Loss Functions
Negative Log-Likelihood
QUiNN assumes a Gaussian likelihood for regression:
\[p(\mathcal{D} \mid w) = \prod_{i=1}^{N} \mathcal{N}(y_i \mid M(x_i; w),\, \sigma^2),\]
where \(\sigma\) is the data noise standard deviation.

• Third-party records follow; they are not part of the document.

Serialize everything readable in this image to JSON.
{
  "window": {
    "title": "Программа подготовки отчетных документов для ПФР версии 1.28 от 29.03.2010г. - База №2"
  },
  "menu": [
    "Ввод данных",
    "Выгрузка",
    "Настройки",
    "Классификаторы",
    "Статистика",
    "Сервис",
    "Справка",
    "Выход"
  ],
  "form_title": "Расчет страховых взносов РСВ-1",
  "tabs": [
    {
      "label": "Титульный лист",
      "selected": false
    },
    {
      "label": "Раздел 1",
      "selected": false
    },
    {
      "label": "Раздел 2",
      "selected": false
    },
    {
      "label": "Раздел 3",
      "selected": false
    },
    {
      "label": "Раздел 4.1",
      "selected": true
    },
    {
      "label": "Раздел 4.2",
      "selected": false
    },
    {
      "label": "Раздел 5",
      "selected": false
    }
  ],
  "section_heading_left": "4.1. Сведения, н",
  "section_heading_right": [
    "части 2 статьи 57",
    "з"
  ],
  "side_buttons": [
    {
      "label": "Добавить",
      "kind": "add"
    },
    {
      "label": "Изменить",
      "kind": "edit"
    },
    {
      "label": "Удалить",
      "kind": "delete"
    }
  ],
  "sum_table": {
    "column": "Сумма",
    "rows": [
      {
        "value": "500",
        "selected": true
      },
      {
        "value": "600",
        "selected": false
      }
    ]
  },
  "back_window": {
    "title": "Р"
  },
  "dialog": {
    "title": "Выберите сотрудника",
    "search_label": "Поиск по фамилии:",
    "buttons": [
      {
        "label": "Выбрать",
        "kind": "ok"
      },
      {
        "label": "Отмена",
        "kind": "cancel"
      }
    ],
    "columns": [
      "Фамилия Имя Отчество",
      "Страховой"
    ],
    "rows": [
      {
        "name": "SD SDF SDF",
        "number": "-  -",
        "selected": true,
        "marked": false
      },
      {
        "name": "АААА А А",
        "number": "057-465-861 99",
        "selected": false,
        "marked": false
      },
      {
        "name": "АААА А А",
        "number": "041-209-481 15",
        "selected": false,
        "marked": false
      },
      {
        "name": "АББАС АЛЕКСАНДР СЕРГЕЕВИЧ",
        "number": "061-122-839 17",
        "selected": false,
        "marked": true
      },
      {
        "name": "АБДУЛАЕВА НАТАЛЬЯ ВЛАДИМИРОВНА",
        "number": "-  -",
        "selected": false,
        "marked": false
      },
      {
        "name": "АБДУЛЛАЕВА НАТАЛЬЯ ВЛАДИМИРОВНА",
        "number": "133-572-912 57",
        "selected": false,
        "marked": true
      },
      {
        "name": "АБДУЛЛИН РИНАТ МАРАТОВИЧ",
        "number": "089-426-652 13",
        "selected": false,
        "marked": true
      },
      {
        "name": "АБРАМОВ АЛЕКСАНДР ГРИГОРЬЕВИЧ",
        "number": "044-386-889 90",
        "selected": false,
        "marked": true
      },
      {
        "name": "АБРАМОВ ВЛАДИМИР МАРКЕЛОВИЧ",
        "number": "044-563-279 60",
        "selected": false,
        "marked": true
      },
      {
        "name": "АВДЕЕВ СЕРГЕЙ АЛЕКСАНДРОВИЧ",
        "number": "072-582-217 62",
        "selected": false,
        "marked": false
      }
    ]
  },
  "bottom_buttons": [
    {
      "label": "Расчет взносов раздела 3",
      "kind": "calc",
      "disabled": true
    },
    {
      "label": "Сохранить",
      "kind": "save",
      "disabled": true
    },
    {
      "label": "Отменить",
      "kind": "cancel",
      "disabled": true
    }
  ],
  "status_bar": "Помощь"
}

The negative log-likelihood is
\[-\log p(\mathcal{D} \mid w) = \frac{N}{2}\log(2\pi\sigma^2) + \frac{1}{2\sigma^2} \sum_{i=1}^{N} \|y_i - M(x_i; w)\|^2.\]
Gaussian Prior
When a prior is used, QUiNN employs an isotropic Gaussian centered at an anchor \(w_0\):
\[p(w) = \mathcal{N}(w \mid w_0,\, \sigma_{\text{prior}}^2 I_K).\]
The negative log-prior is
\[-\log p(w) = \frac{1}{2\sigma_{\text{prior}}^2} \|w - w_0\|^2 + \frac{K}{2}\log(2\pi\sigma_{\text{prior}}^2).\]
Negative Log-Posterior
Combining the likelihood and the prior, the negative log-posterior used for training is
\[-\log p(w \mid \mathcal{D}) = \frac{1}{2\sigma^2} \sum_{i=1}^{N} \|y_i - M(x_i; w)\|^2 + \frac{N}{2}\log(2\pi\sigma^2) + \frac{N}{N_{\text{full}}} \left( \frac{1}{2\sigma_{\text{prior}}^2}\|w - w_0\|^2 + \frac{K}{2}\log(2\pi\sigma_{\text{prior}}^2) \right),\]
where \(N_{\text{full}}\) is the full dataset size (relevant for mini-batch scaling).